Let's talk size. The average schlong size falls between 5.5 and 6.3 inches (one source says 5.6 inches). A quick look to porn, however, and it's easy to see why guys might harbor some intense length-related anxiety. Though there's no hard data (haha, get it?) on smut star sizes, it's easy to see that these men have considerably larger johnsons than 6.3 inches. And they're always top performers in bed, to boot—they never lose a boner mid-coitus and can hammer with the power of the Energizer Bunny endlessly. As if it's normal. No pressure, real life dudes!
Perhaps it's these influences that allow room for negativity amongst women regarding penis "imperfections." Everything from size, shape, appearance, endurance and so on is scrutinized by women. Tons of women openly detest visible veins. Not surprisingly, many men express insecurities about such features.
With all the pressure men face just regarding the look of their dick, it's no surprise that—sometimes—a man loses his erection during sex. It's normal, and happens for a variety of reasons (including: stress, tobacco use, health issues, medication, etc.), but the sight of a suddenly flaccid dick is open to mockery. Prior to writing this, I took a quick glance at some Internet forums asking folks to reveal their reactions to less-than-satisfactory bouts of sex. Some commented back actual things they said to these poor dudes. Many women are outright cruel when a man loses an erection during sex, and other ladies sometimes applaud this! Granted, no one likes a good thing to end, but insensitivity doesn't help. Here's a sampling of the worst offenders:
"Well, that wasn't worth another notch on my belt."
"Are you gay?"
"I just thought that would last longer."
"You didn't drink whisky tonight, but your dick sure did!"
"Damnit!! *Throws arms up in frustration*"
When I see the penises flouncing about in the Rick Owens show pictures, I think of all these alien pressures that I will never experience. While I wouldn't argue that they are worse than the body scrutiny of a woman (how would I even begin to know?), they are significant in the pain and anxiety wrought. Thus it's my hope Owens' work will be a step forward—akin to Free the Nipple's boob embracing—in normalizing the appearance of penises.

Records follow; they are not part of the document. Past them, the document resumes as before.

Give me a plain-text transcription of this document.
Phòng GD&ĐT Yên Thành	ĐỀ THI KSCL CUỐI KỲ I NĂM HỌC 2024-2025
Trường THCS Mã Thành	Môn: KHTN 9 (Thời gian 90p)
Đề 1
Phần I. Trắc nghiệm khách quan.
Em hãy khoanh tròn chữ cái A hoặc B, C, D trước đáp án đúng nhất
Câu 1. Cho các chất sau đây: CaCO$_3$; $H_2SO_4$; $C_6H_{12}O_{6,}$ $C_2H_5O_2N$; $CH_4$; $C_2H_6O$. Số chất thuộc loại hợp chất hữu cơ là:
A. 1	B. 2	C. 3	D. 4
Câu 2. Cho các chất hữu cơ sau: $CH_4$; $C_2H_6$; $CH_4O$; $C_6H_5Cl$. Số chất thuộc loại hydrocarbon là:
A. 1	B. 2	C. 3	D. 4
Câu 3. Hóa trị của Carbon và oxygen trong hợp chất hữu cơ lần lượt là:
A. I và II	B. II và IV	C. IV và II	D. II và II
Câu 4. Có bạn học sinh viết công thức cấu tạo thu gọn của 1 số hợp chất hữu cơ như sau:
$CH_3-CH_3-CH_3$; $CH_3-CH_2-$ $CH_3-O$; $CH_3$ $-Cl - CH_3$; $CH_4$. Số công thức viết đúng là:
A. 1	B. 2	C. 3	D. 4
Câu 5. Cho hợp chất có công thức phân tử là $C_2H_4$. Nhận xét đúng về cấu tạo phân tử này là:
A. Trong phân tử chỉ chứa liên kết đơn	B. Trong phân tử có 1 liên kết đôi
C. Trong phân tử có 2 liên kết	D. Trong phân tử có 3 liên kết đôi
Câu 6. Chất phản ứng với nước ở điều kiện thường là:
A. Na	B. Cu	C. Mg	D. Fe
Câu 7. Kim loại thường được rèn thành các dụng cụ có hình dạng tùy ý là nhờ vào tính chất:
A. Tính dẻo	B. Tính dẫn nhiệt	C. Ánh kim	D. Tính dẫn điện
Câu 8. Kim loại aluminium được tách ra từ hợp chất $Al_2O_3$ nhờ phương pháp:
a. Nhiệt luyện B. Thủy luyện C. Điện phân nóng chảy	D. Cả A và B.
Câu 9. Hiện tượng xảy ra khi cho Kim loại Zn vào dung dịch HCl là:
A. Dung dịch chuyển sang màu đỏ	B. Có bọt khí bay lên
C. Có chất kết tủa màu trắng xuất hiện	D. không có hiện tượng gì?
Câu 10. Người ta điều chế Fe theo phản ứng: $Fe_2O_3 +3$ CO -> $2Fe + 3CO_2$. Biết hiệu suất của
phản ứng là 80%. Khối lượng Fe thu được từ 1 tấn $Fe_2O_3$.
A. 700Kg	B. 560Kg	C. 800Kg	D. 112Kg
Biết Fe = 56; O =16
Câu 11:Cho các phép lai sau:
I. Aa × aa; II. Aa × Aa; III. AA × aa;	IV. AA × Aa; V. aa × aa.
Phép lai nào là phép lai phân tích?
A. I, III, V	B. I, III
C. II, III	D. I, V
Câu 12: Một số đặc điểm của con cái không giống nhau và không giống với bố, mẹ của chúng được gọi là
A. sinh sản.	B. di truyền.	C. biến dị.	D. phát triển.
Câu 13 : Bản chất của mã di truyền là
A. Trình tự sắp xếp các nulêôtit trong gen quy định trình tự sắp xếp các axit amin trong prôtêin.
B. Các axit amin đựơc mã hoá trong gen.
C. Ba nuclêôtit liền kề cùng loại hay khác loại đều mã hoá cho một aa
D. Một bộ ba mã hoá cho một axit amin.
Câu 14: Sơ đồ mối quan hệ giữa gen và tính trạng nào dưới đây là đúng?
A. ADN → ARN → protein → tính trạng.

Perhaps us women can reach out to men and find common ground in the discomfort of scrutiny. Like: "Hey dude, you know that shame you feel when a woman laughs at the size of your dick? That's how I feel when you joke about my weight. Not cool, eh?" Feminism is about gender equality—which is harder to achieve when we cruelly deride and objectify men based on their (penises') appearances.